Origine du village

Au point culminant du village, les rues du Câtillon et de la Fontaine délimitent des parcelles où se situait, au Moyen Age, le château seigneurial. Les terrains où il s’étendait furent peu à peu morcelés, bâtis, entamés par des sablières. En 1988, la dernière grande parcelle a été l’objet d’une fouille archéologique.

Elle a d’abord montré que le sommet de la colline fut occupé par l’homme à diverses reprises, depuis l’âge du Bronze (-1800 avant JC), jusqu’aux temps carolingiens (9ème après JC), puis du 9ème au 11ème, plusieurs carrières seront ouvertes pour exploiter les affleurements de grès.

Une voie reliant le pays Atrébate -dont Arras (Atrebata Urbs) était la capitale- aux contrées du Nord de l’Empire, passait déjà par le village, itinéraire qui reprenait peut-être le tracé d’un plus ancien chemin gaulois allant franchir l’Escaut à Trith.

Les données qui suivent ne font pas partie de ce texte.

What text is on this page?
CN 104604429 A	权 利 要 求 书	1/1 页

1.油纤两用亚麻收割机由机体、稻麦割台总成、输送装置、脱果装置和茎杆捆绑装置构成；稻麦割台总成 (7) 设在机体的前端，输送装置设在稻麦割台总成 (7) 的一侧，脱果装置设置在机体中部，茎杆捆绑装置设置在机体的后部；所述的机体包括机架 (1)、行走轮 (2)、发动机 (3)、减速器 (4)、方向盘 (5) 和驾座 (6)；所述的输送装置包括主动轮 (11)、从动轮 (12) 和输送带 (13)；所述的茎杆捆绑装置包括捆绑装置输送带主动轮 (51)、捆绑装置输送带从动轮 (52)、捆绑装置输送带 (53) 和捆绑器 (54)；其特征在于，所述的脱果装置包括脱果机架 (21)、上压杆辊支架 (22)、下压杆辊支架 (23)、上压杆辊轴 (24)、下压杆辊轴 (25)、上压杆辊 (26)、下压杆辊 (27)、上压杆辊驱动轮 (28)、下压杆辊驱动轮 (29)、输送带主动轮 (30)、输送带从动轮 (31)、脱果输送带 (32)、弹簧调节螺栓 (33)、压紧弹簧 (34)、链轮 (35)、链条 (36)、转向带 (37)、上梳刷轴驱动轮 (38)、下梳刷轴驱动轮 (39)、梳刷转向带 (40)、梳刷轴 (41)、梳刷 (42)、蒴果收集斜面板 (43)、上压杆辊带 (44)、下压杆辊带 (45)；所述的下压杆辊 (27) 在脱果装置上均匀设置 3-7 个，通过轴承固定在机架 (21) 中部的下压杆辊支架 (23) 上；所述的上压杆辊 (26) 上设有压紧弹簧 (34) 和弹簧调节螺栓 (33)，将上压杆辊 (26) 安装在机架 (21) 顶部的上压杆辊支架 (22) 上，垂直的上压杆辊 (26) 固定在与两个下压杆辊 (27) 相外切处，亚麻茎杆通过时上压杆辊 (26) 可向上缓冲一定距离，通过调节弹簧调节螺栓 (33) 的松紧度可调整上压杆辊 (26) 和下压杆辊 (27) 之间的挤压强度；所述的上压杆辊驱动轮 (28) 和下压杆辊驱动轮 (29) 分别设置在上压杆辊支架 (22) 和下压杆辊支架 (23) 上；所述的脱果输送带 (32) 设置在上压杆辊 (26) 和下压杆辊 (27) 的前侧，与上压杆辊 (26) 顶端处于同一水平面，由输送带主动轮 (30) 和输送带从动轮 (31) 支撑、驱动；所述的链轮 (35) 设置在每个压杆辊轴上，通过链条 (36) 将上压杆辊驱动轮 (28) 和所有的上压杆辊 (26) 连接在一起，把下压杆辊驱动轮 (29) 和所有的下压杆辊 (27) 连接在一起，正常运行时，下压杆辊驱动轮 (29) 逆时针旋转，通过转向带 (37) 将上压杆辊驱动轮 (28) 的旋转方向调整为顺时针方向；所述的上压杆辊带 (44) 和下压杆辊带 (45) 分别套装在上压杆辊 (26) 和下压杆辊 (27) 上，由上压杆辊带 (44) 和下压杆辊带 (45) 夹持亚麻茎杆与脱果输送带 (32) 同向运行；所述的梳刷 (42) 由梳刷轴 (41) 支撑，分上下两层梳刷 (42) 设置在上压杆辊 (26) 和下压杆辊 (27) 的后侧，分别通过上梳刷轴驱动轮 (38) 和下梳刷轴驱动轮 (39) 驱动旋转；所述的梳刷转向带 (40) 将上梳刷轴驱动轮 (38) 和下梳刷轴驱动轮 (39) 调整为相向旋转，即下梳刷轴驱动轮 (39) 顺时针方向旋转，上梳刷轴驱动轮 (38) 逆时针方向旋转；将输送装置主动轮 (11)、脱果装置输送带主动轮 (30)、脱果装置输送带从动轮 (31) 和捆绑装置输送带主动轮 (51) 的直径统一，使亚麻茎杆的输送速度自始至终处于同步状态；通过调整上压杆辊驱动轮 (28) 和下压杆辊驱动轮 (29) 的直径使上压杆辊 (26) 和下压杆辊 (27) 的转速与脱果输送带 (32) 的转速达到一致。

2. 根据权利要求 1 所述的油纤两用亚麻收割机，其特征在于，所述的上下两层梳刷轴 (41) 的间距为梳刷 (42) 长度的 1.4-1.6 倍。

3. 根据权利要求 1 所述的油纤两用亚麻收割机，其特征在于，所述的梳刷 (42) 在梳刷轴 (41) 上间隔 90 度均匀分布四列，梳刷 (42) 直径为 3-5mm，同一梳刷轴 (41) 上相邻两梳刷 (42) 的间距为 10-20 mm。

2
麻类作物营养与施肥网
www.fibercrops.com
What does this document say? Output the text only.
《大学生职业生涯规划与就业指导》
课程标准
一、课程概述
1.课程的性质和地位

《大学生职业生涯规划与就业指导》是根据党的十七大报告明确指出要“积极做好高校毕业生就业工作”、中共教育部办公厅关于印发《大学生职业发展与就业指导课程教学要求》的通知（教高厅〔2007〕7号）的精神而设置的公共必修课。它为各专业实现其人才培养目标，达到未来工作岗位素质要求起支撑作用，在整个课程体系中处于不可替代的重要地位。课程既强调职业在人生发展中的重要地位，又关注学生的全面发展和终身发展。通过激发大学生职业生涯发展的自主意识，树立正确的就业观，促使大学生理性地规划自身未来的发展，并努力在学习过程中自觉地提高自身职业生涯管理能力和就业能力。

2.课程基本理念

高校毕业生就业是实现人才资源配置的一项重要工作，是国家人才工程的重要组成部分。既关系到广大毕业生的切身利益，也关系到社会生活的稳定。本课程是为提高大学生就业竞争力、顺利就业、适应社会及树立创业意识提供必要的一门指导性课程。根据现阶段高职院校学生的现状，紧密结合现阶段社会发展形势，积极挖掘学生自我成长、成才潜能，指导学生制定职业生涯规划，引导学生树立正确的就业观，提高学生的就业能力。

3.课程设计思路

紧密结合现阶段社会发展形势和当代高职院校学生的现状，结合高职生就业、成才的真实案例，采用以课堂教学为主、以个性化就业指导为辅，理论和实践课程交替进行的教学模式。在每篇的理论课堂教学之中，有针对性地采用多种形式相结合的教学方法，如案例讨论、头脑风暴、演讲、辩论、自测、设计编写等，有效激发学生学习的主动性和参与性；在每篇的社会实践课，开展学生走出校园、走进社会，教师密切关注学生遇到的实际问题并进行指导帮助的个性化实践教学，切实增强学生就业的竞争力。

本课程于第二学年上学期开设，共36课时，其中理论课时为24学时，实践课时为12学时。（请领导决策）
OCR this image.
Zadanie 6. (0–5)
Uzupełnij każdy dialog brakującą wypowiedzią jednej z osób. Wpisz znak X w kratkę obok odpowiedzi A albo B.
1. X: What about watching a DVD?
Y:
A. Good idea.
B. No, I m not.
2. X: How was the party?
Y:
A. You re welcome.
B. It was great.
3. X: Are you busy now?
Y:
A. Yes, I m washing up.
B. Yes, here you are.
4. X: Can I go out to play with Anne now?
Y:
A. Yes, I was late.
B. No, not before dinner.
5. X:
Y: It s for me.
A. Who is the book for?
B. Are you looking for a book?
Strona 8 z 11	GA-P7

C’est cette voie qui donna son nom à Estrées, toponyme dont la racine latine ‘Altare Strata’, mentionnée en 1139, signifie la Route, étymologie que l’on retrouve entre autre dans l’anglais ‘Street’ et dans l’allemand ‘Strasse’. Le village était désigné sous le nom de ‘Strata in Ostrerensi pago’, la ‘Route en pays d’Ostrevant’.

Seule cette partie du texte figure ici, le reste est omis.